一段时间以来,我一直在为神经网络苦苦挣扎。我得到了反向传播背后的数学。

仍然作为参考,我使用这里的公式。

公式截图


网络学习 XOR:

训练后的预测:[0.0003508415406266712] 预期:[0.0]


但基本上没有在 MNIST 数据集上学到任何东西:

在 n 个训练示例后出错:

 - 0      Total Net Error:  4.3739634316135225 
 - 10000  Total Net Error:  0.4876292680858326
 - 20000  Total Net Error:  0.39989816082272944
 - 30000  Total Net Error:  0.49507443066631834
 - 40000  Total Net Error:  0.5483594859079792
 - 50000  Total Net Error:  0.5135921029479789
 - 59000  Total Net Error:  0.4686434346776871

[预测] [预期]

 - [0.047784337754445516]               [0]
 - [0.09444684951344406]                [0]
 - [0.0902378720783441]                 [0]
 - [0.09704810171673675]                [0]
 - [0.02940947956812051]                [0]
 - [0.12494839048272757]                [1]
 - [0.1512762065177885]                 [0]
 - [0.055847446615593155]               [0]
 - [0.22983410239796548]                [0]
 - [0.09162426430286492]                [0]

旧代码(可以忽略)

我已经尽可能地破坏了网络。没有矩阵或向量乘法。这里是不同类的代码:

Main File:    

    # Load Trainigs Data
    rawImages, rawLabels, numImagePixels = get_data_and_labels("C:\\Users\\Robin\\Documents\\MNIST\\Images\\train-images.idx3-ubyte", "C:\\Users\\Robin\\Documents\\MNIST\\Labels\\train-labels.idx1-ubyte")

    # Prepare Data
    print("Start Preparing Data")
    images = []
    labels = []
    for i in rawImages:
        insert = []
        for pixel in i:
            insert.append(map0to1(pixel, 255))
        images.append(insert)
    for l in rawLabels:
        y = [0] * 10
        y[l] = 1
        labels.append(y)
    print("Finished Preparing Data")


    # Create Network
    mnistNet = Network((numImagePixels, 16, 16, 10))

    # Train
    print("Start Training")
    for index in range(len(images)):
        netError = mnistNet.train(images[index], labels[index])
        if index % 10000 == 0:
            print(index, " Total Net Error: ", netError)
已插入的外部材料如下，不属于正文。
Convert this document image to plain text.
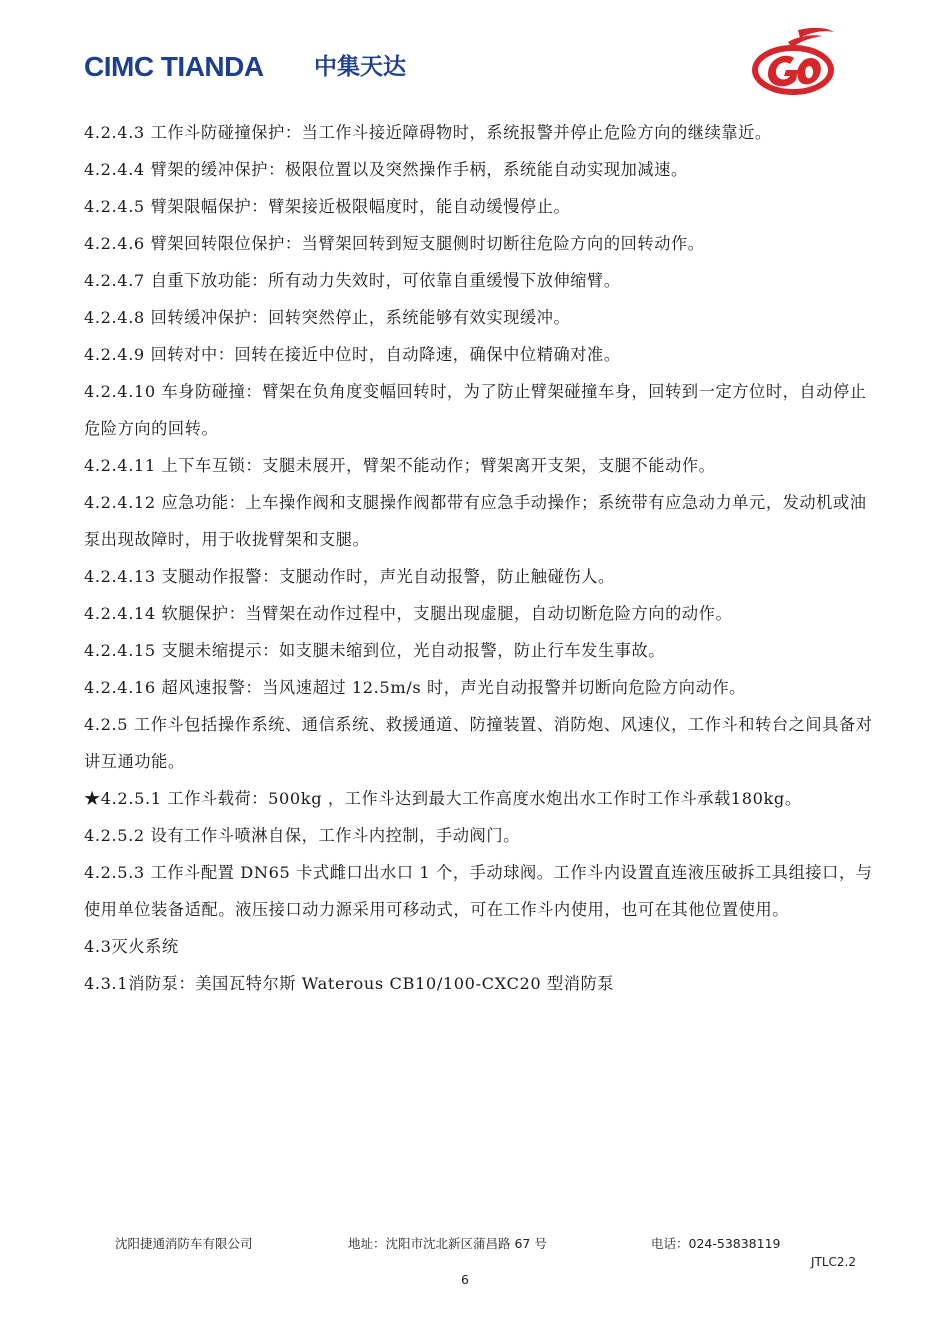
CIMC TIANDA 中集天达

4.2.4.3 工作斗防碰撞保护：当工作斗接近障碍物时，系统报警并停止危险方向的继续靠近。

4.2.4.4 臂架的缓冲保护：极限位置以及突然操作手柄，系统能自动实现加减速。

4.2.4.5 臂架限幅保护：臂架接近极限幅度时，能自动缓慢停止。

4.2.4.6 臂架回转限位保护：当臂架回转到短支腿侧时切断往危险方向的回转动作。

4.2.4.7 自重下放功能：所有动力失效时，可依靠自重缓慢下放伸缩臂。

4.2.4.8 回转缓冲保护：回转突然停止，系统能够有效实现缓冲。

4.2.4.9 回转对中：回转在接近中位时，自动降速，确保中位精确对准。

4.2.4.10 车身防碰撞：臂架在负角度变幅回转时，为了防止臂架碰撞车身，回转到一定方位时，自动停止危险方向的回转。

4.2.4.11 上下车互锁：支腿未展开，臂架不能动作；臂架离开支架，支腿不能动作。

4.2.4.12 应急功能：上车操作阀和支腿操作阀都带有应急手动操作；系统带有应急动力单元，发动机或油泵出现故障时，用于收拢臂架和支腿。

4.2.4.13 支腿动作报警：支腿动作时，声光自动报警，防止触碰伤人。

4.2.4.14 软腿保护：当臂架在动作过程中，支腿出现虚腿，自动切断危险方向的动作。

4.2.4.15 支腿未缩提示：如支腿未缩到位，光自动报警，防止行车发生事故。

4.2.4.16 超风速报警：当风速超过 12.5m/s 时，声光自动报警并切断向危险方向动作。

4.2.5 工作斗包括操作系统、通信系统、救援通道、防撞装置、消防炮、风速仪，工作斗和转台之间具备对讲互通功能。

★4.2.5.1 工作斗载荷：500kg ，工作斗达到最大工作高度水炮出水工作时工作斗承载180kg。

4.2.5.2 设有工作斗喷淋自保，工作斗内控制，手动阀门。

4.2.5.3 工作斗配置 DN65 卡式雌口出水口 1 个，手动球阀。工作斗内设置直连液压破拆工具组接口，与使用单位装备适配。液压接口动力源采用可移动式，可在工作斗内使用，也可在其他位置使用。

4.3灭火系统

4.3.1消防泵：美国瓦特尔斯 Waterous CB10/100-CXC20 型消防泵

沈阳捷通消防车有限公司	地址：沈阳市沈北新区蒲昌路 67 号	电话：024-53838119
JTLC2.2
6
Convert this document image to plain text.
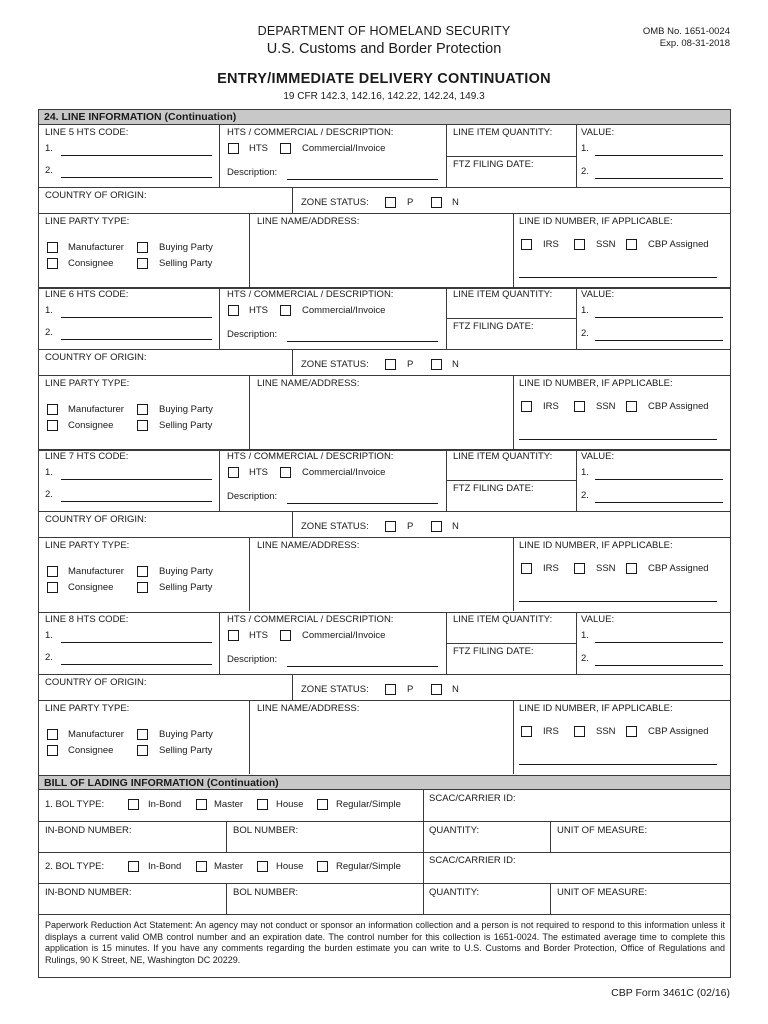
DEPARTMENT OF HOMELAND SECURITY
U.S. Customs and Border Protection
OMB No. 1651-0024
Exp. 08-31-2018
ENTRY/IMMEDIATE DELIVERY CONTINUATION
19 CFR 142.3, 142.16, 142.22, 142.24, 149.3
24. LINE INFORMATION (Continuation)
LINE 5 HTS CODE:
1.
2.
HTS / COMMERCIAL / DESCRIPTION:
HTS	Commercial/Invoice
Description:
LINE ITEM QUANTITY:
FTZ FILING DATE:
VALUE:
1.
2.
COUNTRY OF ORIGIN:
ZONE STATUS:	P	N
LINE PARTY TYPE:
Manufacturer	Buying Party
Consignee	Selling Party
LINE NAME/ADDRESS:	LINE ID NUMBER, IF APPLICABLE:
IRS	SSN	CBP Assigned
LINE 6 HTS CODE:
1.
2.
HTS / COMMERCIAL / DESCRIPTION:
HTS	Commercial/Invoice
Description:
LINE ITEM QUANTITY:
FTZ FILING DATE:
VALUE:
1.
2.
COUNTRY OF ORIGIN:
ZONE STATUS:	P	N
LINE PARTY TYPE:
Manufacturer	Buying Party
Consignee	Selling Party
LINE NAME/ADDRESS:	LINE ID NUMBER, IF APPLICABLE:
IRS	SSN	CBP Assigned
LINE 7 HTS CODE:
1.
2.
HTS / COMMERCIAL / DESCRIPTION:
HTS	Commercial/Invoice
Description:
LINE ITEM QUANTITY:
FTZ FILING DATE:
VALUE:
1.
2.
COUNTRY OF ORIGIN:
ZONE STATUS:	P	N
LINE PARTY TYPE:
Manufacturer	Buying Party
Consignee	Selling Party
LINE NAME/ADDRESS:	LINE ID NUMBER, IF APPLICABLE:
IRS	SSN	CBP Assigned
LINE 8 HTS CODE:
1.
2.
HTS / COMMERCIAL / DESCRIPTION:
HTS	Commercial/Invoice
Description:
LINE ITEM QUANTITY:
FTZ FILING DATE:
VALUE:
1.
2.
COUNTRY OF ORIGIN:
ZONE STATUS:	P	N
LINE PARTY TYPE:
Manufacturer	Buying Party
Consignee	Selling Party
LINE NAME/ADDRESS:	LINE ID NUMBER, IF APPLICABLE:
IRS	SSN	CBP Assigned
BILL OF LADING INFORMATION (Continuation)
1. BOL TYPE:	In-Bond	Master	House	Regular/Simple
SCAC/CARRIER ID:
IN-BOND NUMBER:	BOL NUMBER:	QUANTITY:	UNIT OF MEASURE:
2. BOL TYPE:	In-Bond	Master	House	Regular/Simple
SCAC/CARRIER ID:
IN-BOND NUMBER:	BOL NUMBER:	QUANTITY:	UNIT OF MEASURE:
Paperwork Reduction Act Statement: An agency may not conduct or sponsor an information collection and a person is not required to respond to this information unless it displays a current valid OMB control number and an expiration date. The control number for this collection is 1651-0024. The estimated average time to complete this application is 15 minutes. If you have any comments regarding the burden estimate you can write to U.S. Customs and Border Protection, Office of Regulations and Rulings, 90 K Street, NE, Washington DC 20229.
CBP Form 3461C (02/16)
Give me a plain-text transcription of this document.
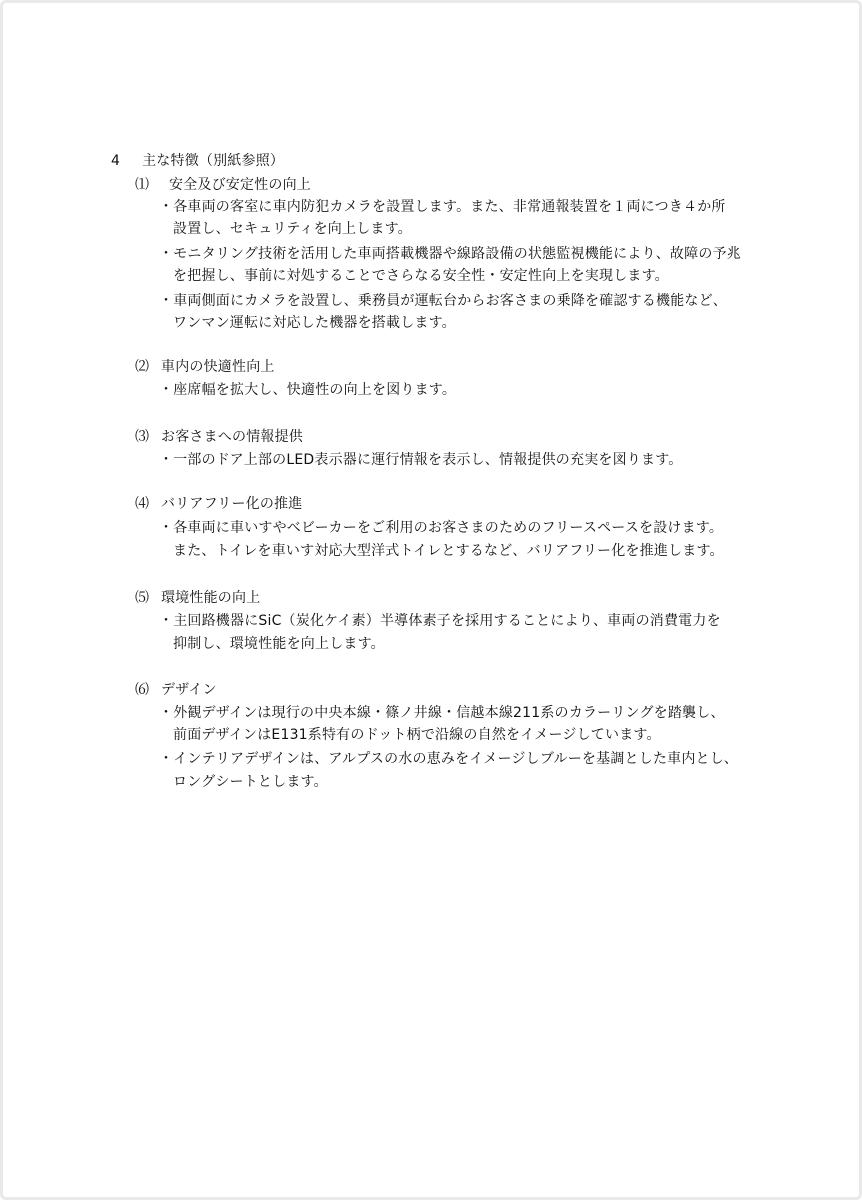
4 主な特徴（別紙参照）
⑴ 安全及び安定性の向上
・各車両の客室に車内防犯カメラを設置します。また、非常通報装置を１両につき４か所
設置し、セキュリティを向上します。
・モニタリング技術を活用した車両搭載機器や線路設備の状態監視機能により、故障の予兆
を把握し、事前に対処することでさらなる安全性・安定性向上を実現します。
・車両側面にカメラを設置し、乗務員が運転台からお客さまの乗降を確認する機能など、
ワンマン運転に対応した機器を搭載します。
⑵ 車内の快適性向上
・座席幅を拡大し、快適性の向上を図ります。
⑶ お客さまへの情報提供
・一部のドア上部のLED表示器に運行情報を表示し、情報提供の充実を図ります。
⑷ バリアフリー化の推進
・各車両に車いすやベビーカーをご利用のお客さまのためのフリースペースを設けます。
また、トイレを車いす対応大型洋式トイレとするなど、バリアフリー化を推進します。
⑸ 環境性能の向上
・主回路機器にSiC（炭化ケイ素）半導体素子を採用することにより、車両の消費電力を
抑制し、環境性能を向上します。
⑹ デザイン
・外観デザインは現行の中央本線・篠ノ井線・信越本線211系のカラーリングを踏襲し、
前面デザインはE131系特有のドット柄で沿線の自然をイメージしています。
・インテリアデザインは、アルプスの水の恵みをイメージしブルーを基調とした車内とし、
ロングシートとします。
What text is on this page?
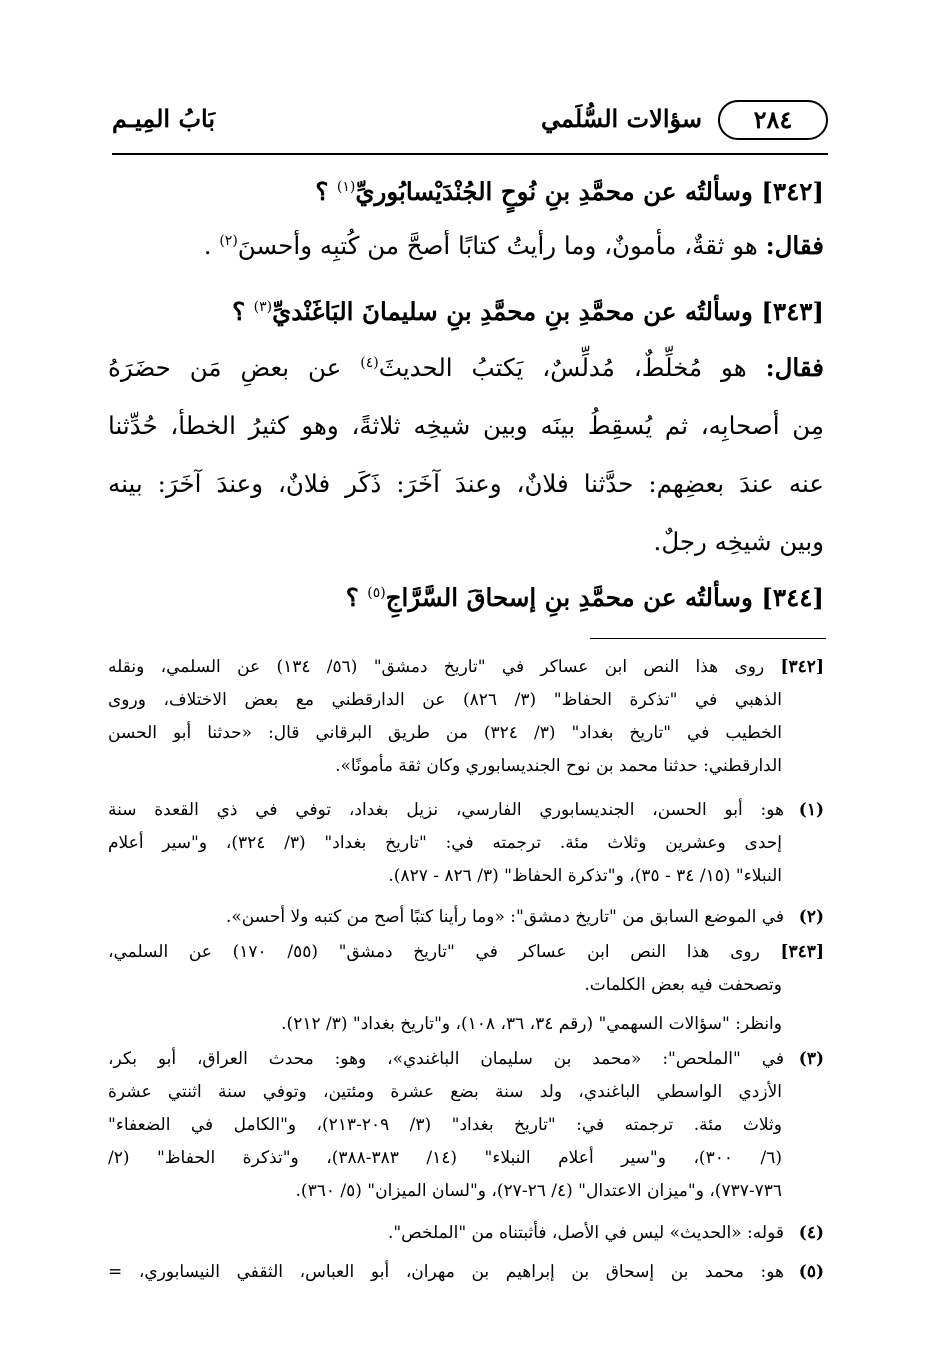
٢٨٤
سؤالات السُّلَمي
بَابُ المِيـم
[٣٤٢] وسألتُه عن محمَّدِ بنِ نُوحٍ الجُنْدَيْسابُوريِّ$^{(١)}$ ؟
فقال: هو ثقةٌ، مأمونٌ، وما رأيتُ كتابًا أصحَّ من كُتبِه وأحسنَ$^{(٢)}$ .
[٣٤٣] وسألتُه عن محمَّدِ بنِ محمَّدِ بنِ سليمانَ البَاغَنْديِّ$^{(٣)}$ ؟
فقال: هو مُخلِّطٌ، مُدلِّسٌ، يَكتبُ الحديثَ$^{(٤)}$ عن بعضِ مَن حضَرَهُ
مِن أصحابِه، ثم يُسقِطُ بينَه وبين شيخِه ثلاثةً، وهو كثيرُ الخطأ، حُدِّثنا
عنه عندَ بعضِهم: حدَّثنا فلانٌ، وعندَ آخَرَ: ذَكَر فلانٌ، وعندَ آخَرَ: بينه
وبين شيخِه رجلٌ.
[٣٤٤] وسألتُه عن محمَّدِ بنِ إسحاقَ السَّرَّاجِ$^{(٥)}$ ؟
[٣٤٢] روى هذا النص ابن عساكر في "تاريخ دمشق" (٥٦/ ١٣٤) عن السلمي، ونقله
الذهبي في "تذكرة الحفاظ" (٣/ ٨٢٦) عن الدارقطني مع بعض الاختلاف، وروى
الخطيب في "تاريخ بغداد" (٣/ ٣٢٤) من طريق البرقاني قال: «حدثنا أبو الحسن
الدارقطني: حدثنا محمد بن نوح الجنديسابوري وكان ثقة مأمونًا».
(١)هو: أبو الحسن، الجنديسابوري الفارسي، نزيل بغداد، توفي في ذي القعدة سنة
إحدى وعشرين وثلاث مئة. ترجمته في: "تاريخ بغداد" (٣/ ٣٢٤)، و"سير أعلام
النبلاء" (١٥/ ٣٤ - ٣٥)، و"تذكرة الحفاظ" (٣/ ٨٢٦ - ٨٢٧).
(٢)في الموضع السابق من "تاريخ دمشق": «وما رأينا كتبًا أصح من كتبه ولا أحسن».
[٣٤٣] روى هذا النص ابن عساكر في "تاريخ دمشق" (٥٥/ ١٧٠) عن السلمي،
وتصحفت فيه بعض الكلمات.
وانظر: "سؤالات السهمي" (رقم ٣٤، ٣٦، ١٠٨)، و"تاريخ بغداد" (٣/ ٢١٢).
(٣)في "الملحص": «محمد بن سليمان الباغندي»، وهو: محدث العراق، أبو بكر،
الأزدي الواسطي الباغندي، ولد سنة بضع عشرة ومئتين، وتوفي سنة اثنتي عشرة
وثلاث مئة. ترجمته في: "تاريخ بغداد" (٣/ ٢٠٩-٢١٣)، و"الكامل في الضعفاء"
(٦/ ٣٠٠)، و"سير أعلام النبلاء" (١٤/ ٣٨٣-٣٨٨)، و"تذكرة الحفاظ" (٢/
٧٣٦-٧٣٧)، و"ميزان الاعتدال" (٤/ ٢٦-٢٧)، و"لسان الميزان" (٥/ ٣٦٠).
(٤)قوله: «الحديث» ليس في الأصل، فأثبتناه من "الملخص".
(٥)هو: محمد بن إسحاق بن إبراهيم بن مهران، أبو العباس، الثقفي النيسابوري، =
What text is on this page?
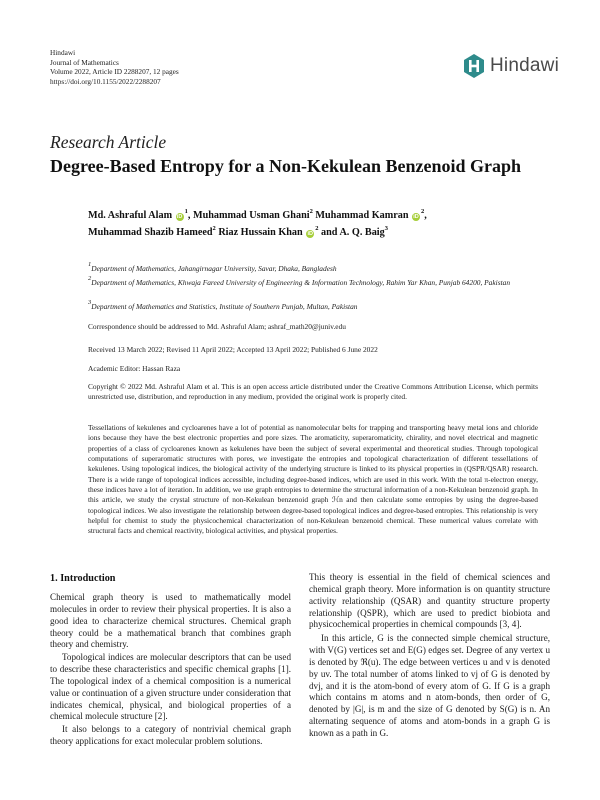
Hindawi
Journal of Mathematics
Volume 2022, Article ID 2288207, 12 pages
https://doi.org/10.1155/2022/2288207
Hindawi
Research Article
Degree-Based Entropy for a Non-Kekulean Benzenoid Graph
Md. Ashraful Alam $iD^1$, Muhammad Usman Ghani$^2$ Muhammad Kamran $iD^2$,
Muhammad Shazib Hameed$^2$ Riaz Hussain Khan $iD^2$ and A. Q. Baig$^3$
$^1$Department of Mathematics, Jahangirnagar University, Savar, Dhaka, Bangladesh
$^2$Department of Mathematics, Khwaja Fareed University of Engineering & Information Technology, Rahim Yar Khan, Punjab 64200, Pakistan
$^3$Department of Mathematics and Statistics, Institute of Southern Punjab, Multan, Pakistan
Correspondence should be addressed to Md. Ashraful Alam; ashraf_math20@juniv.edu
Received 13 March 2022; Revised 11 April 2022; Accepted 13 April 2022; Published 6 June 2022
Academic Editor: Hassan Raza
Copyright © 2022 Md. Ashraful Alam et al. This is an open access article distributed under the Creative Commons Attribution License, which permits unrestricted use, distribution, and reproduction in any medium, provided the original work is properly cited.
Tessellations of kekulenes and cycloarenes have a lot of potential as nanomolecular belts for trapping and transporting heavy metal ions and chloride ions because they have the best electronic properties and pore sizes. The aromaticity, superaromaticity, chirality, and novel electrical and magnetic properties of a class of cycloarenes known as kekulenes have been the subject of several experimental and theoretical studies. Through topological computations of superaromatic structures with pores, we investigate the entropies and topological characterization of different tessellations of kekulenes. Using topological indices, the biological activity of the underlying structure is linked to its physical properties in (QSPR/QSAR) research. There is a wide range of topological indices accessible, including degree-based indices, which are used in this work. With the total π-electron energy, these indices have a lot of iteration. In addition, we use graph entropies to determine the structural information of a non-Kekulean benzenoid graph. In this article, we study the crystal structure of non-Kekulean benzenoid graph ℋn and then calculate some entropies by using the degree-based topological indices. We also investigate the relationship between degree-based topological indices and degree-based entropies. This relationship is very helpful for chemist to study the physicochemical characterization of non-Kekulean benzenoid chemical. These numerical values correlate with structural facts and chemical reactivity, biological activities, and physical properties.
1. Introduction

Chemical graph theory is used to mathematically model molecules in order to review their physical properties. It is also a good idea to characterize chemical structures. Chemical graph theory could be a mathematical branch that combines graph theory and chemistry.

Topological indices are molecular descriptors that can be used to describe these characteristics and specific chemical graphs [1]. The topological index of a chemical composition is a numerical value or continuation of a given structure under consideration that indicates chemical, physical, and biological properties of a chemical molecule structure [2].

It also belongs to a category of nontrivial chemical graph theory applications for exact molecular problem solutions.

This theory is essential in the field of chemical sciences and chemical graph theory. More information is on quantity structure activity relationship (QSAR) and quantity structure property relationship (QSPR), which are used to predict biobiota and physicochemical properties in chemical compounds [3, 4].

In this article, G is the connected simple chemical structure, with V(G) vertices set and E(G) edges set. Degree of any vertex u is denoted by ℜ(u). The edge between vertices u and v is denoted by uv. The total number of atoms linked to vj of G is denoted by dvj, and it is the atom-bond of every atom of G. If G is a graph which contains m atoms and n atom-bonds, then order of G, denoted by |G|, is m and the size of G denoted by S(G) is n. An alternating sequence of atoms and atom-bonds in a graph G is known as a path in G.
    prediction = mnistNet.predict(images[0])
    print("After Training The Network Predicted:", prediction, "Expected Was:", labels[0])



class Network:

    def __init__(self, topology):
        # Make Layer List
        self.layerList = []
        # Make Input Layer
        self.layerList.append(Layer(0, topology[0], 0))
        # Make All Other Layers
        for index in range(1, len(topology)):
            self.layerList.append(Layer(index, topology[index], topology[index-1]))

    def predict(self, x):
        # Set x As Value Of Input Layer
        self.layerList[0].setInput(x)
        # Feed Through Network
        for index in range(1, len(self.layerList)):
            self.layerList[index].feedForward(self.layerList[index-1].getA())
        # Return The Output Of The Last Layer
        return self.layerList[-1].getA()


    def train(self, x, y):
        # Feed Through Network
        prediction = self.predict(x)
        # Container For The Calculated Layer Errors
        errorsPerLayer = []
        # Calculate Error Of The Output Layer
        errorOutputLayer = listSubtract(prediction,y)
        # Add The Error To The Container
        errorsPerLayer.append(errorOutputLayer)
        # Calculate The Total Error Of The Network
        totalError = calcTotalError(errorOutputLayer)
        # Calculate The Error Of The Hidden Layers
        for layerNum in range(len(self.layerList)-2, 0, -1):
            # Get The Error Of The Next Layer
            errorOfNextLayer = errorsPerLayer[0]
            # Forward The Calculation To The Next Layer, Which Returns The Weighted Error, By Giving It It's Error
            weightedError = self.layerList[layerNum+1].calculateWeightedError(self.layerList[layerNum].getNeuronNum(), errorOfNextLayer)
            # Forward The Calculation To The Current Layer, Which Returns The Error Of The Layer, By Giving It The Number Of Neurons In The Current Layer And The Weighted Error Of The Next Layer
            currentLayerError = self.layerList[layerNum].calculateError(weightedError)
            # Add The Just Calculated Error To The List
            errorsPerLayer.insert(0, currentLayerError)
        # Insert 0 As Error For The Input Layer, It's Not Important But That Way It's Size Matches The One Of The Layer List
        errorsPerLayer.insert(0, 0)
        # Update Weights And Biases
        for layerNum in range(1, len(self.layerList)):
            # Get The Output Of The Previous Layer
            aOfPrevLayer = self.layerList[layerNum-1].getA()
            # Forward The Error Of The Current Layer And The Output Of The Previous Layer To The Current Layer For Calculating Delta W
            self.layerList[layerNum].updateWeightsAndBiases(errorsPerLayer[layerNum], aOfPrevLayer)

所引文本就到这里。